On July 17, 2022, the fireman was fired. The GNFS’ Public Relations Officer in the Upper East Region, DOIII Callistus Nibunu, confirmed the dismissal to The Fourth Estate.
He also shared in the worry voiced by the Regional Commander that the development had significantly dented the image of the GNFS.
“Conclusive evidence was made that he committed the act, so his dismissal letter came. The act was committed in uniform. That sends a very bad signal as far as the image of the service is concerned.
“No organisation will want to be tagged with such an act. It’s indeed a dent on the image of the service and the service has also used the Legislative Instrument 1725, which we are all bounded by, to apply the appropriate punishment as expected,” he said.
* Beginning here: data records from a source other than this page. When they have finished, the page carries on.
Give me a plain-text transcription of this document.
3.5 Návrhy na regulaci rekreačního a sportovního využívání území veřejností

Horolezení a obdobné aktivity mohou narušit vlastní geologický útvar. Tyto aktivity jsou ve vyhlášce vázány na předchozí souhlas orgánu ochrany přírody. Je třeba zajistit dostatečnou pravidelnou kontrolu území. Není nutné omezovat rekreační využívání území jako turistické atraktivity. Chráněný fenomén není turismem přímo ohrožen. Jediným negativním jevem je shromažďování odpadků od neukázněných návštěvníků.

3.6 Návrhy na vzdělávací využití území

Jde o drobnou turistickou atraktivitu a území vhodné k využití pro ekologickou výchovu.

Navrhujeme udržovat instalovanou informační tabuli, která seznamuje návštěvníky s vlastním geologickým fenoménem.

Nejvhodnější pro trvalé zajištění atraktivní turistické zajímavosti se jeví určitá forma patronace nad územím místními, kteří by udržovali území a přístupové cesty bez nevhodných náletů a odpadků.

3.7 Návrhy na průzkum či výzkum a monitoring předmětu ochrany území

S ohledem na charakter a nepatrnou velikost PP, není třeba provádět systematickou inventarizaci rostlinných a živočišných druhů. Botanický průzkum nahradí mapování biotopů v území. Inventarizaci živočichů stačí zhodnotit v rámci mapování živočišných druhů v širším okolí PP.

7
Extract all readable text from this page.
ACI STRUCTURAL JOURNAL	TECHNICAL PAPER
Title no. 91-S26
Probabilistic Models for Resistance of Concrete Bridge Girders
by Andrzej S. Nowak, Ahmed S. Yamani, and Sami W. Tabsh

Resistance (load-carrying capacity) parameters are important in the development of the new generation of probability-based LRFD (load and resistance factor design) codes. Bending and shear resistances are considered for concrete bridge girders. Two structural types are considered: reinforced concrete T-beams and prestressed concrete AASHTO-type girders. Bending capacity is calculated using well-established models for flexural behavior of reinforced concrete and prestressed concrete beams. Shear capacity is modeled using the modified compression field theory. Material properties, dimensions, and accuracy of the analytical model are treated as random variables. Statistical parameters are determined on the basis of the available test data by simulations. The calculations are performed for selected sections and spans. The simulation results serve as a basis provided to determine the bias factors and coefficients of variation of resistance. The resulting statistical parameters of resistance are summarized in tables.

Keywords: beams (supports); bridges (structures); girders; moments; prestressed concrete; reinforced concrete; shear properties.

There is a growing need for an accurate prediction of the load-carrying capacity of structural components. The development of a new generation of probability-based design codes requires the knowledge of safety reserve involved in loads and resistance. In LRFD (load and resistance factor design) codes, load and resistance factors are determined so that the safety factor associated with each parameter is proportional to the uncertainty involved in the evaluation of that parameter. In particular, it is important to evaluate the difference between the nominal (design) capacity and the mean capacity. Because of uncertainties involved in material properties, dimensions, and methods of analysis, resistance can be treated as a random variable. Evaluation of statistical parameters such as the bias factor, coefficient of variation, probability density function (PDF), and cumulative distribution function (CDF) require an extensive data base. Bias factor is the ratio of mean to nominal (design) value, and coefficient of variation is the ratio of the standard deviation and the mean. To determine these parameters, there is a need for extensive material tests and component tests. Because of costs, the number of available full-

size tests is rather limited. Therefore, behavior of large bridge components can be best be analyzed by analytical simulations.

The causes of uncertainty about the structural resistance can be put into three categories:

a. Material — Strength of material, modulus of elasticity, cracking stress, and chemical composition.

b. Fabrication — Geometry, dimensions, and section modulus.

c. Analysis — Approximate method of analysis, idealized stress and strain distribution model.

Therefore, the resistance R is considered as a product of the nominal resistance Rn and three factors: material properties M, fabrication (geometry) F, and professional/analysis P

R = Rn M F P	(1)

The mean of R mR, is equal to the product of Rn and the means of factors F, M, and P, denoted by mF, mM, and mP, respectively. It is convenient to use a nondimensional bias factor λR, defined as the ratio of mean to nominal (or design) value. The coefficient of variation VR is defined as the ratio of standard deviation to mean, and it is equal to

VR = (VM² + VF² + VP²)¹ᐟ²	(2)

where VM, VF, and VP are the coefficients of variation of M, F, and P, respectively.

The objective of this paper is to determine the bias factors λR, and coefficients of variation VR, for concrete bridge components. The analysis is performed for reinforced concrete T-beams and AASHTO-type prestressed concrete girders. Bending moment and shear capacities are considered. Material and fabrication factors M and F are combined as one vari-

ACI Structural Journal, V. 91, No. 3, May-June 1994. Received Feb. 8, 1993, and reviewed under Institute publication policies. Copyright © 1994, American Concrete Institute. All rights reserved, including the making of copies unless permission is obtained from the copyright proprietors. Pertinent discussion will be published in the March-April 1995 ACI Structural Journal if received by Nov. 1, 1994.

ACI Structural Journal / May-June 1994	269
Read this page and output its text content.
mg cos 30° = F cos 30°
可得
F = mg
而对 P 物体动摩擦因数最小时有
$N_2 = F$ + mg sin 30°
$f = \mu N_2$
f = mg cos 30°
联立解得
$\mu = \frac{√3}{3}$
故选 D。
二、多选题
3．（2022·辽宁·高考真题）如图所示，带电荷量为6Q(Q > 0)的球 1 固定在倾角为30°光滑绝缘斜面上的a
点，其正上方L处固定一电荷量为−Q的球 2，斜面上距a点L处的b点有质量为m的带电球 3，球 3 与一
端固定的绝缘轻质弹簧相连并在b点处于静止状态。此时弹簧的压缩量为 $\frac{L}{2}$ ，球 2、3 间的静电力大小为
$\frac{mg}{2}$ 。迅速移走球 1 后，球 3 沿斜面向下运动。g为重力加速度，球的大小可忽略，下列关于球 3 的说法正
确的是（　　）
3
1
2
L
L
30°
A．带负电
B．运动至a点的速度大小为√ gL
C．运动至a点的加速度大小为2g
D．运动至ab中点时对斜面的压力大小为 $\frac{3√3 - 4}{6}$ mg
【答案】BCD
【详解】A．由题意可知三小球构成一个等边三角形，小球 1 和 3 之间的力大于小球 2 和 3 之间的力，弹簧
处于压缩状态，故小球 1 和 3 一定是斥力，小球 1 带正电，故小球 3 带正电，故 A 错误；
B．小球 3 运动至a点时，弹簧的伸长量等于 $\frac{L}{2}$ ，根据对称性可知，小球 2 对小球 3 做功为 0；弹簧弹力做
The Regional Commander disclosed that the dismissal came just when the fireman was about to take his first-ever promotion examination. He would have been promoted from Fireman (FM) to Leading Fireman (LFM) if he had taken the examination and had passed.
Reacting to his dismissal, the fire officer described the punishment as “too harsh”. He said the eyes of some of his coworkers were filled with tears of sympathy after he received his release letter on Saturday, July 30, 2022.
“It is true that it happened. But I thought the committee would have tempered justice with mercy. I don’t want to go scot-free, but the dismissal is too harsh,” he said.
He added: “Recently, an officer stole our office items in the Savannah Region. You reduced his rank. You didn’t dismiss him. As a first-time offender, they should have taken my salaries for some months.”
Opinions are divided in the region over the removal of the firefighter from office. Some residents say anything less than firing would have been a disappointing outcome.
“It shouldn’t end at dismissal. He should be prosecuted. Once it has been established that he stole the things, I think the laws of Ghana need to follow,” remarked Eric Abambire Nsoh, a healthcare worker.
For some, he ought to face punishment not only for the damage done to the image of the GNFS but also for some possible financial losses the victims of his theft may have suffered. But they think his dismissal is too severe for a married man.
“I’m of the view that the rule of law has not been applied. I condemn what he did. But this is petty stealing. He should be punished but not to the extent of dismissal. I think a reduction of rank, or transfer, would be fine.
“We know people who have done worse things in the fire service and are still in the service. The rule of law has not been applied because if he had been taken through the law court, it wouldn’t have ended in dismissal but in being fined. The fire service has no right to dismiss him because no court of competent jurisdiction has found him guilty yet,” an educationist, Tii-roug Zumah Yaro, opined.